It becomes important to revise our vocabulary concerning motherhood. How we use this liminal state of our body and psyche as women in the age of screen technology? Do we aloud the voice to disappear in the pixeleted world or to be overtaken by propositions for return to patriarchal values? It seems that the mothers body are ever so present and ever so empty in meaning.
”Grizzly mothers” are overtaking rapidly with their values, diminishing everything that offers slightly different concept. And the Hollywood stars are advertising healthy lifestyle, through returning perfect body shape after a challenging body condition. Through the act of representing the female mother body as object, they promote return to the historic male perspective – clear separation and idealization of the mother-child relationship-in-creation. Betterton argues that “for a woman artist to represent the female body is to confront the question of likeness as well as difference, of proximity to, as well as distance from the maternal body.” (p.29)

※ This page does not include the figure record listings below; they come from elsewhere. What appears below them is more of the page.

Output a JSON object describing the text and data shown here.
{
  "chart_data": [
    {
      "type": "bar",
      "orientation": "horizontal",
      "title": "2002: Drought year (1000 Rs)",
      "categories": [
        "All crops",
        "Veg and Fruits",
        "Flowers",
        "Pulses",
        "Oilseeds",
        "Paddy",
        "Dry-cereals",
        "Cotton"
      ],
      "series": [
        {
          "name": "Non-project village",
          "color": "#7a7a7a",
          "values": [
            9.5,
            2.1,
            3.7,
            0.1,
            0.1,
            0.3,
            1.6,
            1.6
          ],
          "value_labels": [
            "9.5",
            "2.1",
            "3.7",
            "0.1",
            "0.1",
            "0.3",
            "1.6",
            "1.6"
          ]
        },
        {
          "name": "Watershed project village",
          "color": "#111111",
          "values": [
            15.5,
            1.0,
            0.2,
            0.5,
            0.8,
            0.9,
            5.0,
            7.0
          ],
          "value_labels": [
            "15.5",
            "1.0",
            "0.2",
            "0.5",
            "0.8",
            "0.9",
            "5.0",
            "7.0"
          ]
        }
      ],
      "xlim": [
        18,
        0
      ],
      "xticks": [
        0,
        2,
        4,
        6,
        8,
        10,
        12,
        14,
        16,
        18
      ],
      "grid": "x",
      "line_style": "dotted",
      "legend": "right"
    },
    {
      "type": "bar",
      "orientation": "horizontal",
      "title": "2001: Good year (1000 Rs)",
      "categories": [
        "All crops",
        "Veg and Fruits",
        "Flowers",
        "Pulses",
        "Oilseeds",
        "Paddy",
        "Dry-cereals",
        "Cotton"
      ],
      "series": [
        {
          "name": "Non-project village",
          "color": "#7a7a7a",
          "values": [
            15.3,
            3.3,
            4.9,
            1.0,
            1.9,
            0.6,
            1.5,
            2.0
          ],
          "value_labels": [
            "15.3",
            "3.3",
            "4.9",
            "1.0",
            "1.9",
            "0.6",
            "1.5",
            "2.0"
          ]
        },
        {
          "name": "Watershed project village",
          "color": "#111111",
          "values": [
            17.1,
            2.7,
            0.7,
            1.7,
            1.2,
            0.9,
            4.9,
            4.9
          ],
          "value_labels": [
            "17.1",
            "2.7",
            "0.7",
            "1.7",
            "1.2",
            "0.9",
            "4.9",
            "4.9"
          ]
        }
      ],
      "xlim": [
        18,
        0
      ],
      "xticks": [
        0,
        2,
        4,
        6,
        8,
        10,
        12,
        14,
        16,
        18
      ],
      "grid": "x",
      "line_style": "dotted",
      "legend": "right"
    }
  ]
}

So, how did we lose the empowering status of this ever shifting condition. How do we assemble on screen the female dual role as biological and intellectual producer? I start my exploration through offering the maternal body as a disruption between the permeable borderline between nature and culture. The maternal body points to the impossibility of closure, to a liminal state where the boundaries of the body are fluid. In the act of giving birth, as well as during pregnancy and breastfeeding, the body of the mother is the subject of a constant exchange with that of the child. The mothernal (especially pregnant) body signifies the state in which the boundaries of inside and outside, self and other , dissolve. Kristeva calls the maternal body ” a thoroughfare, a threshold where ‘nature’ confronts ‘culture’(1986,p.182). I am interested in this passage and how it shape us as woman. And finally, how the screen technologies are changing and shaping this fluid borderline state?
Letter to my daughters No.32
I woke up in a sunny room. I can see the shadows on the wall, crisp and dark, almost unreal. And suddenly I remember, and feel…I can feel my stomach and something heavy on top of it…And the pain, that exquisite pain of childbirth. The nurse is entering the room, followed by a cleaning lady.
“Where is my child? What do I have-a girl or a boy?”
” I am here to make sure that you are all right, nothing more, nothing less.” She writes something on my chart and disapears.
My heart sinks, I immediately think that there is something wrong, the tears just start rolling…
The cleaning lady takes my hand, and reads loudly from my bracelet…”Baby girl, 3560 gr, 51 cm, yellow room…she is fine dear, you will see her soon.”
We hold hands for a moment, she is an older Roma lady, with dark hair and big eyes and I, deeply embedded in my pain, am grateful for her motherly compassion.